Urban pollution perturbs the life cycle of Amazon rainforest clouds
Fast, Jerome D — Pacific Northwest National Laboratory
Area of research:
The indirect effect of aerosols on clouds, radiation, and precipitation is one of the most uncertain factors in predicting future global climate change. Urban areas produce copious nanoparticles smaller than 10 nanometers, which are too small to act as efficient cloud condensation nuclei. The mechanisms responsible for particle growth to cloud-nucleating sizes are poorly understood. Researchers examined the impacts of pollution-induced nanoparticles on clouds in the Amazon rainforest. They found that nanoparticles rapidly grew via the condensation of semivolatile organic vapor and substantially altered the formation of shallow convective clouds, suppressed precipitation, and enhanced the transition of shallow to deep convective clouds.
Aerosols play a crucial role in the Earth’s energy balance and hydrological cycle by interacting with incoming solar radiation and forming clouds. This study improves fundamental scientific understanding of how pollution-induced nanoparticles grow and impact cloud life cycles in the otherwise pristine environment of the Amazon rainforest. Understanding how natural and pollution-induced aerosols impact clouds and precipitation under different environmental conditions is an important step in reducing the large uncertainties associated with aerosol indirect effects in weather and climate predictions. This understanding will allow scientists to provide a better perspective on the broader impacts of air pollution regulations.
U.S Department of Energy (DOE) researchers from the Atmospheric Radiation Measurement user facility systematically investigated the aerosol growth mechanisms responsible for the observed rapid growth of the numerous pollution-induced nanoparticles downwind of Manaus, an isolated metropolis in the central Amazon Basin, during the GoAmazon field campaign in 2014-15. Combining insights from laboratory studies and detailed model analysis of field measurements, including the DOE Environmental Molecular Sciences Laboratory’s aerosol mass spectrometer observations, they found that the condensation of semivolatile oxidation products of naturally emitted biogenic hydrocarbons sustains the rapid growth of nanoparticles into cloud condensation nuclei (CCN). They showed that the semivolatile organic vapors dynamically partition into particles of different sizes. Accurately reproducing the growth of nanoparticles as well as the evolution of aerosol number and volume size distributions requires accounting for particle-phase bulk diffusion limitations in large semisolid particles.
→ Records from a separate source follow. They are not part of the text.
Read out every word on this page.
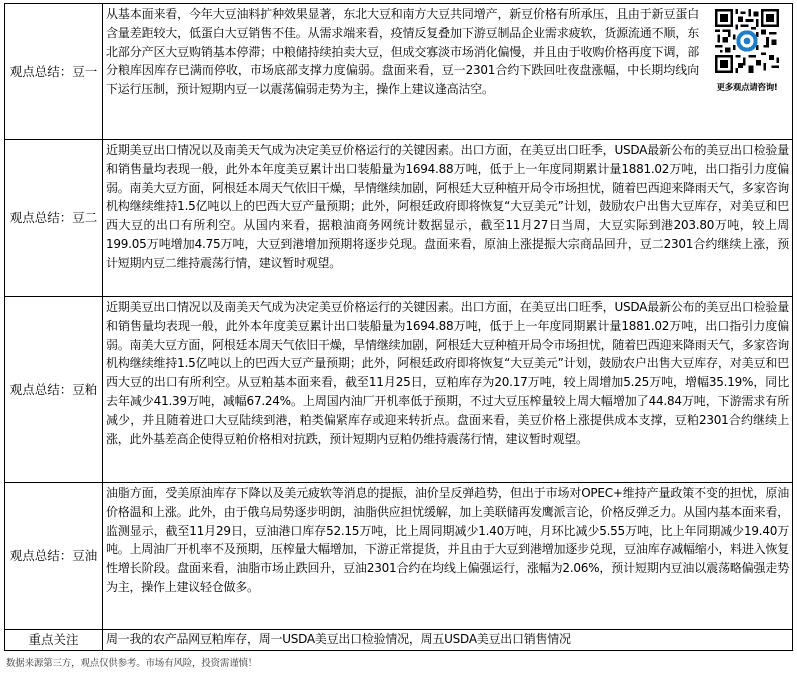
观点总结：豆一
从基本面来看，今年大豆油料扩种效果显著，东北大豆和南方大豆共同增产，新豆价格有所承压，且由于新豆蛋白含量差距较大，低蛋白大豆销售不佳。从需求端来看，疫情反复叠加下游豆制品企业需求疲软，货源流通不顺，东北部分产区大豆购销基本停滞；中粮储持续拍卖大豆，但成交寡淡市场消化偏慢，并且由于收购价格再度下调，部分粮库因库存已满而停收，市场底部支撑力度偏弱。盘面来看，豆一2301合约下跌回吐夜盘涨幅，中长期均线向下运行压制，预计短期内豆一以震荡偏弱走势为主，操作上建议逢高沽空。	更多观点请咨询!
观点总结：豆二
近期美豆出口情况以及南美天气成为决定美豆价格运行的关键因素。出口方面，在美豆出口旺季，USDA最新公布的美豆出口检验量和销售量均表现一般，此外本年度美豆累计出口装船量为1694.88万吨，低于上一年度同期累计量1881.02万吨，出口指引力度偏弱。南美大豆方面，阿根廷本周天气依旧干燥，旱情继续加剧，阿根廷大豆种植开局令市场担忧，随着巴西迎来降雨天气，多家咨询机构继续维持1.5亿吨以上的巴西大豆产量预期；此外，阿根廷政府即将恢复“大豆美元”计划，鼓励农户出售大豆库存，对美豆和巴西大豆的出口有所利空。从国内来看，据粮油商务网统计数据显示，截至11月27日当周，大豆实际到港203.80万吨，较上周199.05万吨增加4.75万吨，大豆到港增加预期将逐步兑现。盘面来看，原油上涨提振大宗商品回升，豆二2301合约继续上涨，预计短期内豆二维持震荡行情，建议暂时观望。
观点总结：豆粕
近期美豆出口情况以及南美天气成为决定美豆价格运行的关键因素。出口方面，在美豆出口旺季，USDA最新公布的美豆出口检验量和销售量均表现一般，此外本年度美豆累计出口装船量为1694.88万吨，低于上一年度同期累计量1881.02万吨，出口指引力度偏弱。南美大豆方面，阿根廷本周天气依旧干燥，旱情继续加剧，阿根廷大豆种植开局令市场担忧，随着巴西迎来降雨天气，多家咨询机构继续维持1.5亿吨以上的巴西大豆产量预期；此外，阿根廷政府即将恢复“大豆美元”计划，鼓励农户出售大豆库存，对美豆和巴西大豆的出口有所利空。从豆粕基本面来看，截至11月25日，豆粕库存为20.17万吨，较上周增加5.25万吨，增幅35.19%，同比去年减少41.39万吨，减幅67.24%。上周国内油厂开机率低于预期，不过大豆压榨量较上周大幅增加了44.84万吨，下游需求有所减少，并且随着进口大豆陆续到港，粕类偏紧库存或迎来转折点。盘面来看，美豆价格上涨提供成本支撑，豆粕2301合约继续上涨，此外基差高企使得豆粕价格相对抗跌，预计短期内豆粕仍维持震荡行情，建议暂时观望。
观点总结：豆油
油脂方面，受美原油库存下降以及美元疲软等消息的提振，油价呈反弹趋势，但出于市场对OPEC+维持产量政策不变的担忧，原油价格温和上涨。此外，由于俄乌局势逐步明朗，油脂供应担忧缓解，加上美联储再发鹰派言论，价格反弹乏力。从国内基本面来看，监测显示，截至11月29日，豆油港口库存52.15万吨，比上周同期减少1.40万吨，月环比减少5.55万吨，比上年同期减少19.40万吨。上周油厂开机率不及预期，压榨量大幅增加，下游正常提货，并且由于大豆到港增加逐步兑现，豆油库存减幅缩小，料进入恢复性增长阶段。盘面来看，油脂市场止跌回升，豆油2301合约在均线上偏强运行，涨幅为2.06%，预计短期内豆油以震荡略偏强走势为主，操作上建议轻仓做多。
重点关注	周一我的农产品网豆粕库存，周一USDA美豆出口检验情况，周五USDA美豆出口销售情况
数据来源第三方，观点仅供参考。市场有风险，投资需谨慎！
Additionally, the researchers used a real-case simulation to reveal a clear effect that the rapid growth of pollution nanoparticles into CCN can exert on the cloud life cycle downwind of Manaus. Cloud-resolving numerical simulations show that the enhanced CCN concentrations in the urban plume substantially alter the formation of shallow convective clouds, suppress precipitation, and enhance the transition to deep convective clouds. The proposed nanoparticle growth mechanism, expressly enabled by the abundantly formed semivolatile organics, suggests an appreciable impact of anthropogenic aerosols on clouds in previously unpolluted forests.